There are days that go by and I feel so much love and contentment.  I don’t know why there has to be the days that bring nothing but confusion and discontent.  It has been 4 and a half months since I discovered by love’s “emotional affair” with his ex.  4 months of roller coaster ups and downs.  4 months of questioning whether he is telling me the truth or not.  4 months of wondering if he is still telling her he loves =her= and misses =her= and telling her things to make =her= think he is only staying in this relationship with me because he doesn’t want to hurt me (because he would rather be with =her=).  His quote “I will think of you every day for the rest of my life” haunts me every single day.  He tried to be (halfway) honest, telling me two of the times he had spoken to her since our big blow up.  I know there has been more.
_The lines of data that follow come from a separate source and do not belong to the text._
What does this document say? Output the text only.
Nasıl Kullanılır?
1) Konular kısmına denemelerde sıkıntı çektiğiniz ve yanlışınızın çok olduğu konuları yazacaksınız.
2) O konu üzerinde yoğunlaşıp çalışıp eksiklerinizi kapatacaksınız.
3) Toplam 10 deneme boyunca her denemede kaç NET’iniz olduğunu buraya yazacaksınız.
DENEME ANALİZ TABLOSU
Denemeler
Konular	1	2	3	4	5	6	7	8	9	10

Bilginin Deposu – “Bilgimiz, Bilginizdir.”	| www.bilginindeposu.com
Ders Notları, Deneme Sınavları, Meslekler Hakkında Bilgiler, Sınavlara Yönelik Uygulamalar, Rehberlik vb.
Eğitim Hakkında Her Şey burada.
I know he is still keeping contact with her a secret from me.  He thinks because I don’t have proof I can put in his face that I don’t know or he can bullshit his way out of it.  He is wrong.  It’s almost like everything is great-we are going along, having a great relationship.  Then bam! I can almost feel it the nights he is more disconnected. 
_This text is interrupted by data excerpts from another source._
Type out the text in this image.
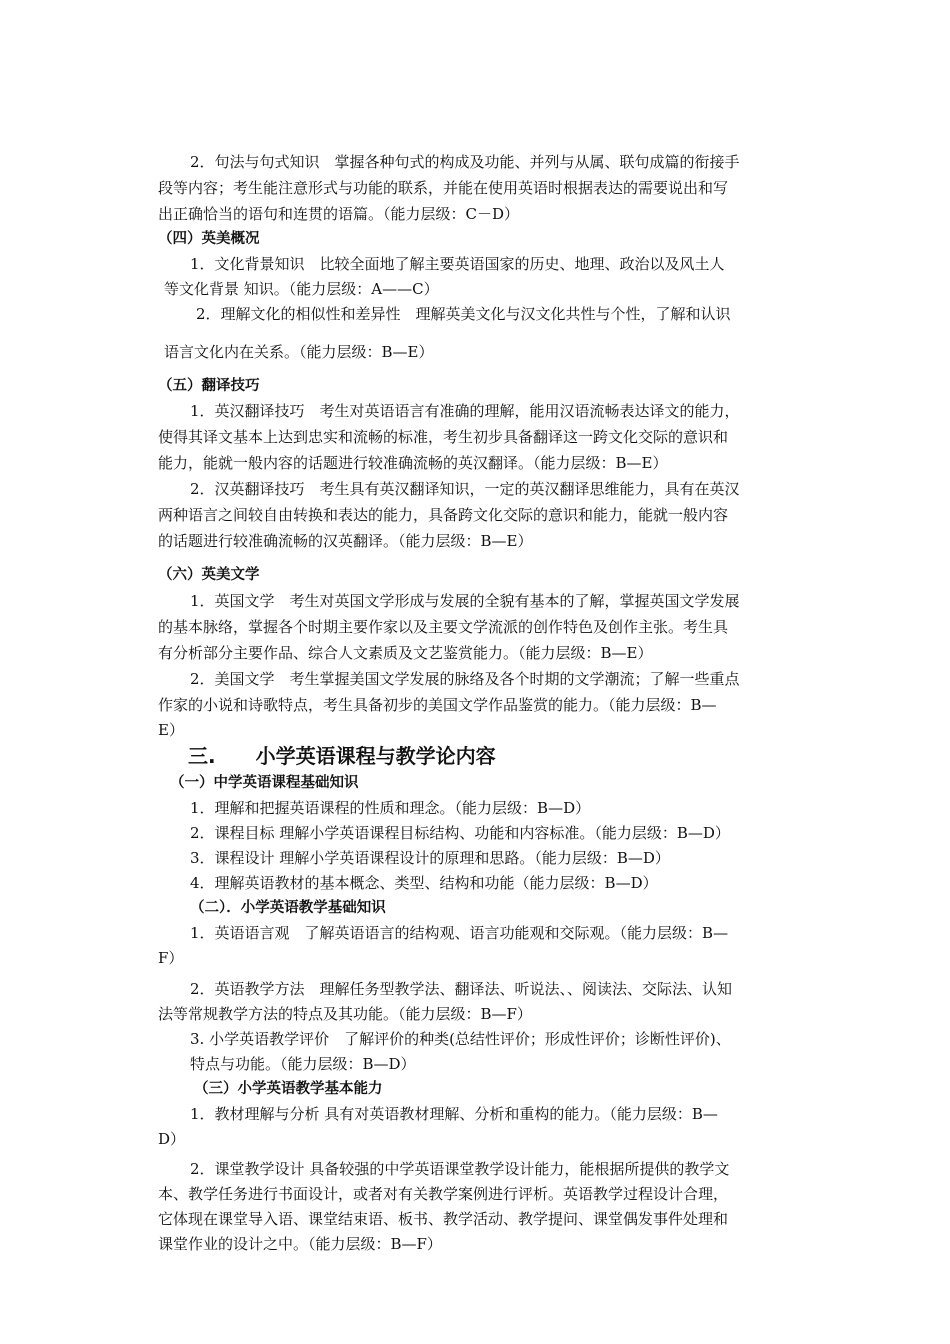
2．句法与句式知识　掌握各种句式的构成及功能、并列与从属、联句成篇的衔接手
段等内容；考生能注意形式与功能的联系，并能在使用英语时根据表达的需要说出和写
出正确恰当的语句和连贯的语篇。（能力层级：C－D）
（四）英美概况
1．文化背景知识　比较全面地了解主要英语国家的历史、地理、政治以及风土人
等文化背景 知识。（能力层级：A——C）
2．理解文化的相似性和差异性　理解英美文化与汉文化共性与个性，了解和认识
语言文化内在关系。（能力层级：B—E）
（五）翻译技巧
1．英汉翻译技巧　考生对英语语言有准确的理解，能用汉语流畅表达译文的能力，
使得其译文基本上达到忠实和流畅的标准，考生初步具备翻译这一跨文化交际的意识和
能力，能就一般内容的话题进行较准确流畅的英汉翻译。（能力层级：B—E）
2．汉英翻译技巧　考生具有英汉翻译知识，一定的英汉翻译思维能力，具有在英汉
两种语言之间较自由转换和表达的能力，具备跨文化交际的意识和能力，能就一般内容
的话题进行较准确流畅的汉英翻译。（能力层级：B—E）
（六）英美文学
1．英国文学　考生对英国文学形成与发展的全貌有基本的了解，掌握英国文学发展
的基本脉络，掌握各个时期主要作家以及主要文学流派的创作特色及创作主张。考生具
有分析部分主要作品、综合人文素质及文艺鉴赏能力。（能力层级：B—E）
2．美国文学　考生掌握美国文学发展的脉络及各个时期的文学潮流；了解一些重点
作家的小说和诗歌特点，考生具备初步的美国文学作品鉴赏的能力。（能力层级：B—
E）
三.　　小学英语课程与教学论内容
（一）中学英语课程基础知识
1．理解和把握英语课程的性质和理念。（能力层级：B—D）
2．课程目标 理解小学英语课程目标结构、功能和内容标准。（能力层级：B—D）
3．课程设计 理解小学英语课程设计的原理和思路。（能力层级：B—D）
4．理解英语教材的基本概念、类型、结构和功能（能力层级：B—D）
（二）．小学英语教学基础知识
1．英语语言观　了解英语语言的结构观、语言功能观和交际观。（能力层级：B—
F）
2．英语教学方法　理解任务型教学法、翻译法、听说法、、阅读法、交际法、认知
法等常规教学方法的特点及其功能。（能力层级：B—F）
3. 小学英语教学评价　了解评价的种类(总结性评价；形成性评价；诊断性评价)、
特点与功能。（能力层级：B—D）
（三）小学英语教学基本能力
1．教材理解与分析 具有对英语教材理解、分析和重构的能力。（能力层级：B—
D）
2．课堂教学设计 具备较强的中学英语课堂教学设计能力，能根据所提供的教学文
本、教学任务进行书面设计，或者对有关教学案例进行评析。英语教学过程设计合理，
它体现在课堂导入语、课堂结束语、板书、教学活动、教学提问、课堂偶发事件处理和
课堂作业的设计之中。（能力层级：B—F）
He thinks he’s just going to go along and have me while he waits for that manipulative bitch to leave her husband-he’s mistaken.  It’s already very apparent that “we” have an expiration date.  If there is no honesty and trust-there is nothing.  I have tried to be everything to him and it’s obviously not enough. It’s one thing to have friends everybody needs those-and I do think men and women can be “just friends”.  This is different.  He loves her and wants to continue this relationship with her and I can’t live with that. I guess I was wrong to believe I could-I think I could have if it hadn’t been this secret love affair thing.  He tells me to my face “I love you with every fiber of my being”  I do believe he loves me.  But the heart wants what the heart wants-and his wants her more than it wants me.  I need to face the cold hard facts that he is cheating on me-albeit not physically.  A woman just knows.  I swore I would never be cheated on again and here I am allowing it.  I would tell him “me or her” but how would I ever trust him? Go forward again thinking that he would end it with her and then get kicked in the teeth again a few months down the road? It’s almost like I am being emotionally blackmailed.  Because I feel like he will come apart if we split up – even to the point of harming himself.  But how can I allow that to dictate that I stay in a relationship where he’s cheating on me?  It’s like “you stay and allow me to keep my “bff/emotional affair” or I’m going to hurt myself”—well great.  I would like to tell that bitch just to leave it alone because of that.  If we don’t make it I will send her a communication of some sort telling her that I have known all along and –she- is the reason he and I didn’t make it and that if he hurt himself the blood was on her hands.  I have been tempted to contact her anyway and say just back the f**k off—if he won’t do it maybe she will.  I don’t even think she knows that I know-I thought at one point she did.  Maybe just send her a link to this blog….

It’s taken a while to convince myself to let go but I finally feel like it’s happening on its own.  Patience and time, everything happens for a reason.  If he does say he will give her up to keep me, then what? Can I really trust him? How am I going to know without stalking every little way he can communicate? Just need to let go a little bit more before I can walk away-I guess I'm just afraid of the pain.